PARANOIAC and NIGHTMARE are two psycho-thrillers, of which Hammer made several in the 1960s, following Alfred Hitchcock’s PSYCHO. The Hammer efforts are not match for Hitchcock, but they are good-looking productions, and director Freddie Francis (an Oscar-winning cinematographer) knew how to use the camera to good effect, even if the scritpts are a bit mechanical in their attempts to yield unguessable surprise endings.
KISS OF THE VAMPIRE, for some reason, is the Hammer film for people who don’t like Hammer films. Although I’m not quite sure why, I think it has something to do with the plot, which is structured a bit like a Hitchcock thriller: a honeymooning couple comes to town; the bride disappears; and when the husband searches for her, the locals claim never to have seen her. Of course, everyone is silent because they are in a thrall to the vampires in the castle. The film has a fairly remarkable ending: instead of stakes and crosses, a magic incantation sends a swarm of vampire bats that bleed the living dead dry. Unfortunately, the special effects are not as good as the concept, so the execution falls flat.
Also noteworthy: If you saw KISS OF THE VAMPIRE on late night television in the U.S.A., you saw a bastardized version. Not only were things cut out, but also new scenes were added to pad out the running time. And we do mean pad: absolutely interminable dialogue with periphieral characters who never interact with the main cast, but just stand off in the sidelines talking about stuff we already know.
NIGHT CREATURES is a bit of a fake-out.
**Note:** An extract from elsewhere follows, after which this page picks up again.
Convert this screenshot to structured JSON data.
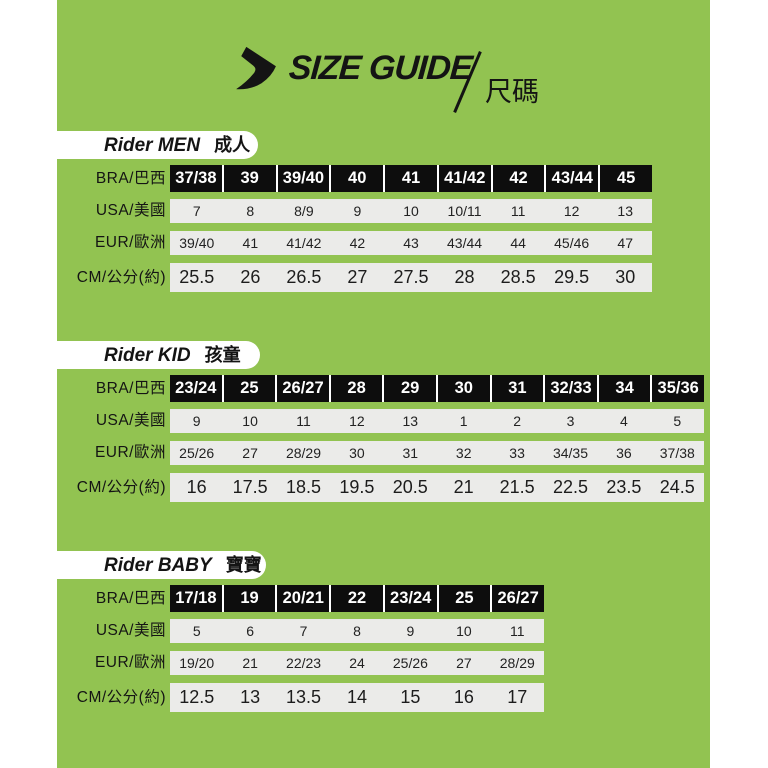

It’s actually a thriller about smugglers who disguise themselves as ghosts and/or monsters to scare everyone away and thus insure the secrecy of their operation.
EVIL OF FRANKENSTEIN is actually one of Hammer’s lesser Frankenstein films, but Peter Cushing is, as always, interesting to watch in the role. The problem seems to have been that the film was designed to be more like the old Universal horror films, so the fresh and bold Hammer approach of the previous Frankenstein installments was abandoned in favor of embracing old-fashioned cliches like torch-wielding villagers. Like KISS OF THE VAMPIRE, this film had pointless new scenes added for American television.
The set is disappointing in only a couple of ways. First, there are no bonus features, not even a trailer. Second, the films included date from the period when Christopher Lee (who had co-starred with Peter Cushing in the first round of Hammer horror classics), was away in Italy, working on films like HERCULES IN THE HAUNTED WORLD; it seems a shame to have a Hammer box set in which one half of the greatest horror double team of all time is not represented by even a single title.